The articles implications for policy and practice conclude that more money should be spent on different measures that are more well thought through and have already been researched and implemented. I agree that a higher earned income tax credit, or an alternative solution that specifically address those who are in low income families would be a better solution that a higher minimum wage. This makes sure without any doubt that the goal of the proposal, to assist families struggling financially, is adequately met. It also keeps the economy growing because it is a reward system for working. Research to support this theory state that the belief that minimum-wage legislation helps the working poor is one reason for its continued popular support. The authors of the article track the household incomes of low-wage workers and find that a radical transformation has occurred in the half century since the passage of the original minimum-wage law. Today most low-wage workers live in households well above the poverty line. Hence, those living in poverty will get only about 11 percent of the gains from the higher minimum-wage increase proposed in the Kennedy-Hawkins Bill. Low-wage workers in families with incomes three or more times the poverty line will get nearly 40 percent. Thus it is not clear that increases in the minimum wage make good policy even if no jobs are lost as a result (Burkhauser, R. V. and Finegan, T. A., 1989).

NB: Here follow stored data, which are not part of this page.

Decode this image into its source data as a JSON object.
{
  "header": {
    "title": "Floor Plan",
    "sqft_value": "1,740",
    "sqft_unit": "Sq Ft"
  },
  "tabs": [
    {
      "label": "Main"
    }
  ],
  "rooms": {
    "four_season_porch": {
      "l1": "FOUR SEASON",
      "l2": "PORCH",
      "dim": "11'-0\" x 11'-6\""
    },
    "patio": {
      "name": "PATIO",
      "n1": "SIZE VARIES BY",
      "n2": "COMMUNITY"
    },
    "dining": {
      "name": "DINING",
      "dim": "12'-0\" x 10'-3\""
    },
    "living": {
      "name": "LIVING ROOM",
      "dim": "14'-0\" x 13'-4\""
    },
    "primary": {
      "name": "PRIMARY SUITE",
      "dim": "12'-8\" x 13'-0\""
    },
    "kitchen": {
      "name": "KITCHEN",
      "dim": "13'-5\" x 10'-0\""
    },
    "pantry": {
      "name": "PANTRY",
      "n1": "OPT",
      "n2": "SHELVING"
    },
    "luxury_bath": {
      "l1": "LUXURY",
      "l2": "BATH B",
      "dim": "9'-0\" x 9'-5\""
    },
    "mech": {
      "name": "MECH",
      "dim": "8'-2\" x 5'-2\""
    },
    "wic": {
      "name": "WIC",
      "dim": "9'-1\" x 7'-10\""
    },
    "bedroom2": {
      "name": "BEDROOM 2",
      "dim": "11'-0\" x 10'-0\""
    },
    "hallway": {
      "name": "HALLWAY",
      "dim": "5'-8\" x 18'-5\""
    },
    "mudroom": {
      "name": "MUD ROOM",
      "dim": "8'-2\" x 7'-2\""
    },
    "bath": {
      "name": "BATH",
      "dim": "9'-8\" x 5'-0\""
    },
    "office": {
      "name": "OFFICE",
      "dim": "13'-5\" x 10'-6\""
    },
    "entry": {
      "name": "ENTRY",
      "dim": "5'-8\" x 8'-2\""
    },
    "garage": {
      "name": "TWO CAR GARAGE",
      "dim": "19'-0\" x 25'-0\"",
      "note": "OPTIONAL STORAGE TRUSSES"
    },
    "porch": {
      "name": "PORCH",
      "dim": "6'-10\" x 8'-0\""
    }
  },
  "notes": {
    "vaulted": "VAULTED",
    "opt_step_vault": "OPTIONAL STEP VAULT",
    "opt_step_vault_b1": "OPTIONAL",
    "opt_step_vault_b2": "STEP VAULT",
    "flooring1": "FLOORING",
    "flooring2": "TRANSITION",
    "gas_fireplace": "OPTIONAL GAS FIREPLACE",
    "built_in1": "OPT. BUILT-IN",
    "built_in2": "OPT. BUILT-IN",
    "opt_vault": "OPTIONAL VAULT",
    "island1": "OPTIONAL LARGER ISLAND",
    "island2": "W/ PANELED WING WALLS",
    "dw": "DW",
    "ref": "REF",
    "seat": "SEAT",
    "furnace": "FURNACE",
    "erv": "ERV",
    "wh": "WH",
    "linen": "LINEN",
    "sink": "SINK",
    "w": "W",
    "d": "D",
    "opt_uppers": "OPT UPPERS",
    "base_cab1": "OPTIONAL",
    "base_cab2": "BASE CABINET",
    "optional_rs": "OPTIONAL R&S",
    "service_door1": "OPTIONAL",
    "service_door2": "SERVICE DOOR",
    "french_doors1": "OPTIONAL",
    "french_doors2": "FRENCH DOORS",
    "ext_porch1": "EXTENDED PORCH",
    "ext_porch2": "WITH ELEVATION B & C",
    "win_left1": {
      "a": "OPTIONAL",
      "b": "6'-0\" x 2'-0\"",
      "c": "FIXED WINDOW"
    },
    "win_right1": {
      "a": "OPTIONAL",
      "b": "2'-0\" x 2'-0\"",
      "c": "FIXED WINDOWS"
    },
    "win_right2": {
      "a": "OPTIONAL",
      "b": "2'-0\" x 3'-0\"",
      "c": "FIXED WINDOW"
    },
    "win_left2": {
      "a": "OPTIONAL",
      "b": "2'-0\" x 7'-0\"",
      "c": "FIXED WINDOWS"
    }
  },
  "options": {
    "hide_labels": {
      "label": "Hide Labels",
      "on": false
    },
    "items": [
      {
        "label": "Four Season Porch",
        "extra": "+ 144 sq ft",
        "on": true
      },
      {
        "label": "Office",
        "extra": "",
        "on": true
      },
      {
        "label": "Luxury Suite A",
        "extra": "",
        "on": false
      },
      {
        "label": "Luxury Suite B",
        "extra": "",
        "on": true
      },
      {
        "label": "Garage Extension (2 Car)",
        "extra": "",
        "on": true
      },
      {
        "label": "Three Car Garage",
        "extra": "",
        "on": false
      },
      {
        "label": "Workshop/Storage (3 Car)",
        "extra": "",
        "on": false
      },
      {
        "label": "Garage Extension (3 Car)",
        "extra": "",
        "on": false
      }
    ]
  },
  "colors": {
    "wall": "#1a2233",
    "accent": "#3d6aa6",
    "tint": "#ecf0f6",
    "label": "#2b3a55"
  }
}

Another article published evaluates the effects of the earned income tax credit (EITC) on poor families. Exploiting state-level variation in EITCs, we find that the EITC helps families rise above poverty-level earnings. This occurs by inducing labor market entry in families that initially do not have an adult in the workforce. Evidence based on the federal EITC is less supportive of a positive impact of the EITC on poor families. Finally, the results suggest that for the range of policy changes typical of recent history in the U.S., the EITC is more beneficial for poor families than is the minimum wage (Neumark, D., Wascher, W, 2000).
Works Cited
Burkhauser, R. V. and Finegan, T. A. (1989), The minimum wage and the poor: The end of a relationship. J. Pol. Anal. Manage., 8: 53–71. doi: 10.2307/-
Neumark, David, and William Wascher. "Using the EITC to Help Poor Families: New Evidence and a Comparison with the Minimum Wage." NBER 7599 (2000): n. page. National Bureau of Economic Research. Web. 25 Mar. 2013.